Research

Blood vessels undergo dynamic functional and structural changes—known as angiogenesis and vascular remodeling—across many disease states, including cancer. The importance of these vascular processes has been underscored by decades of genetic and molecular studies, particularly in understanding tumor biology. Despite this progress, key challenges remain:

1. Developing effective strategies to delay or prevent disease progression by targeting blood vessels and identifying novel vascular targets.
2. Uncovering how vascular alterations interact with the immune system to influence disease progression.

Our lab aims to decipher these complex vascular–immune interactions and translate mechanistic insights into therapeutic opportunities.

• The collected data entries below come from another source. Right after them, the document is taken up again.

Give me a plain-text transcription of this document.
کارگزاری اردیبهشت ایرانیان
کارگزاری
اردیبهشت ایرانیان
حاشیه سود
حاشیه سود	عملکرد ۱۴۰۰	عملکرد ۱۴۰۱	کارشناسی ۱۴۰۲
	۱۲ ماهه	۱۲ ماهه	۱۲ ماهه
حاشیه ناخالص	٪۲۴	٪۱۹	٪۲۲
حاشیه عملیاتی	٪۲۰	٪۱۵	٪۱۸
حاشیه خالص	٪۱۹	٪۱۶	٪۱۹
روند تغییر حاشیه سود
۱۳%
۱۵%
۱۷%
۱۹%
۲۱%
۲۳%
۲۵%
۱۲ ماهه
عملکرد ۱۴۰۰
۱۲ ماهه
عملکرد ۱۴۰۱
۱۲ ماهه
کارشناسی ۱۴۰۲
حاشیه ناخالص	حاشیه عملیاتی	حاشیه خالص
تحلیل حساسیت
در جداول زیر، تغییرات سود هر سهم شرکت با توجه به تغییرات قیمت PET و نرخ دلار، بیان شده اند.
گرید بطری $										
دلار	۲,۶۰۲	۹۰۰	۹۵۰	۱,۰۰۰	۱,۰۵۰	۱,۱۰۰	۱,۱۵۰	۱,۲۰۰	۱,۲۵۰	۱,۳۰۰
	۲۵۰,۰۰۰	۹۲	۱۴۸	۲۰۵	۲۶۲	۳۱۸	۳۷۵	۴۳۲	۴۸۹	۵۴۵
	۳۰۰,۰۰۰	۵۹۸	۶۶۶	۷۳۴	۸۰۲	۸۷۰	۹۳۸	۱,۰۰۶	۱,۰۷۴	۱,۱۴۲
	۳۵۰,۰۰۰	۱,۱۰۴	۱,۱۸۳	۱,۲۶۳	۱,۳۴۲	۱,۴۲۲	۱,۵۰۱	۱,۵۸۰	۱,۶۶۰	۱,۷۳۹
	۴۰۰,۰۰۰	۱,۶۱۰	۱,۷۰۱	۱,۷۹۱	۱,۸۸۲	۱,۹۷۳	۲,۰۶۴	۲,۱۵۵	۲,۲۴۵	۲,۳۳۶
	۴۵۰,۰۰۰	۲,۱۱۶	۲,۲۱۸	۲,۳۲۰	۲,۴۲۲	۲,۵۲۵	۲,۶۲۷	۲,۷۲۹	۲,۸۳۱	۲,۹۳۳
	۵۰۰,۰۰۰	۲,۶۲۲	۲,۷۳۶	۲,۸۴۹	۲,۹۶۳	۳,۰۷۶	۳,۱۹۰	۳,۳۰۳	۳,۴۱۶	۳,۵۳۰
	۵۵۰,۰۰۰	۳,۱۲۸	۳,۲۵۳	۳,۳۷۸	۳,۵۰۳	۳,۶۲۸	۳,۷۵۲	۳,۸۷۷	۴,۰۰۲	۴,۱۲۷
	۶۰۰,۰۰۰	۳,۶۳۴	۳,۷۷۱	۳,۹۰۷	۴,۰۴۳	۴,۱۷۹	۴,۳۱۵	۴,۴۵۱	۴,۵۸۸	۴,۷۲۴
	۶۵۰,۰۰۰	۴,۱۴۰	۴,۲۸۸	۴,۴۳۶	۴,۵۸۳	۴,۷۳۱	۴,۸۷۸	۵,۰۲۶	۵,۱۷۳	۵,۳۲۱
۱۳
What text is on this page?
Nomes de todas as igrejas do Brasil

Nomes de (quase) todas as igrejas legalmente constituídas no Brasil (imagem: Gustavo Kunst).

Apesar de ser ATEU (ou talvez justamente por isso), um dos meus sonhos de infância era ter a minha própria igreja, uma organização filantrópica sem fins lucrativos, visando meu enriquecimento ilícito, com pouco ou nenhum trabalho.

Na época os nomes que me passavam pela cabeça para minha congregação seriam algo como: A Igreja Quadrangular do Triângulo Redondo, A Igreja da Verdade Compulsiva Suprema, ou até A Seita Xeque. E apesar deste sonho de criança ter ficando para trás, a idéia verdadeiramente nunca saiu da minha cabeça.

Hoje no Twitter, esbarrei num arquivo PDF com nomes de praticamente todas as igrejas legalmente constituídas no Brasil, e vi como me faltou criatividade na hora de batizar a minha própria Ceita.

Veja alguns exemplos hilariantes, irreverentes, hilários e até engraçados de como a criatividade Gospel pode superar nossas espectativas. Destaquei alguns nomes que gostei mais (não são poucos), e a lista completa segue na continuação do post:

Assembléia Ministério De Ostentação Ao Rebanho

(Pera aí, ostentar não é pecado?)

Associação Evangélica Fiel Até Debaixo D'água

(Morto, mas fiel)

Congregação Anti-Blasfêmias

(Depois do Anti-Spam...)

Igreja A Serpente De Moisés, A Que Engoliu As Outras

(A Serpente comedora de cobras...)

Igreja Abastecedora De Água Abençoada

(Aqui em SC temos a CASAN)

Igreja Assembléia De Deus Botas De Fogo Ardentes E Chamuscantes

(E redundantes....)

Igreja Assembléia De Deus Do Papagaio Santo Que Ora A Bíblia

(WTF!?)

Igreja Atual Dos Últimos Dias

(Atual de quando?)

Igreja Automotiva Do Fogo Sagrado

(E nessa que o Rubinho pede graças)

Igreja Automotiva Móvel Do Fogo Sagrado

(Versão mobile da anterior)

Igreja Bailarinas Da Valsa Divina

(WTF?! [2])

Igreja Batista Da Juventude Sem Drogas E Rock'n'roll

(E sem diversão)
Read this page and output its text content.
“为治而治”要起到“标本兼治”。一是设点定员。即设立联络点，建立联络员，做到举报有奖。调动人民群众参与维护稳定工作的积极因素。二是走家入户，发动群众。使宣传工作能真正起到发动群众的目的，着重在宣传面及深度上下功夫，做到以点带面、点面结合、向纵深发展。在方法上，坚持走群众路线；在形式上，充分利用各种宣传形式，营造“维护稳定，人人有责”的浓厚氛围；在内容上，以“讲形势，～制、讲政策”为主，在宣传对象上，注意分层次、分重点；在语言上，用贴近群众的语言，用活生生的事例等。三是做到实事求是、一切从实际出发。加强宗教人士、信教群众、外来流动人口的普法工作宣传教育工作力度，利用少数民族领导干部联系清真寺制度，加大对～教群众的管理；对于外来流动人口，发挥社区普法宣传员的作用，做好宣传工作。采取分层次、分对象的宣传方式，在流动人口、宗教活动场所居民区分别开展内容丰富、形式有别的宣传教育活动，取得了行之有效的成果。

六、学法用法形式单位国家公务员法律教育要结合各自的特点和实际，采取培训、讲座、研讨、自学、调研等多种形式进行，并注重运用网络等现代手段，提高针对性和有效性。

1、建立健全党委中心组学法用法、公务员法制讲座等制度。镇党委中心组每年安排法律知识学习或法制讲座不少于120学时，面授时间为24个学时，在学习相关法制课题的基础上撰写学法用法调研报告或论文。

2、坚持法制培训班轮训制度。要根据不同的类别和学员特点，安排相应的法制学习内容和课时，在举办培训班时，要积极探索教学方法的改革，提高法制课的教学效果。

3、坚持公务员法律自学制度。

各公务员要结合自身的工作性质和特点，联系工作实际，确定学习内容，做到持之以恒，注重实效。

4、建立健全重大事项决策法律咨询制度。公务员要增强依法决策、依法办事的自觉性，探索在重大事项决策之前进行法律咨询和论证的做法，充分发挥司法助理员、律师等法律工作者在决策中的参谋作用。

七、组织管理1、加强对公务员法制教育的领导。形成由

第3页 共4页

Current research areas include:

• Mechanisms of tumor immune evasion - uncovering how vascular abnormalities drive immune suppression, including T cell exclusion and resistance to immunotherapy in primary and metastatic tumors.
• Resistance to anti-angiogenic therapy - identifying mechanisms of resistance to anti-VEGF treatments in liver metastases of pancreatic neuroendocrine tumors.
• Circulating vascular biomarkers - exploring the potential of endothelial-derived factors as predictive and prognostic biomarkers in cancer.
• Vascular dysfunction in neurodegeneration - defining how vascular abnormalities and blood-brain barrier disruption contribute to the progression of Alzheimer’s disease.

We employ an integrated approach that combines preclinical studies using genetically engineered mouse models with translational analyses of human biospecimens. Our ultimate goal is to develop innovative therapeutic strategies that restore vascular integrity, enhance immune function, and ultimately prevent or slow disease progression.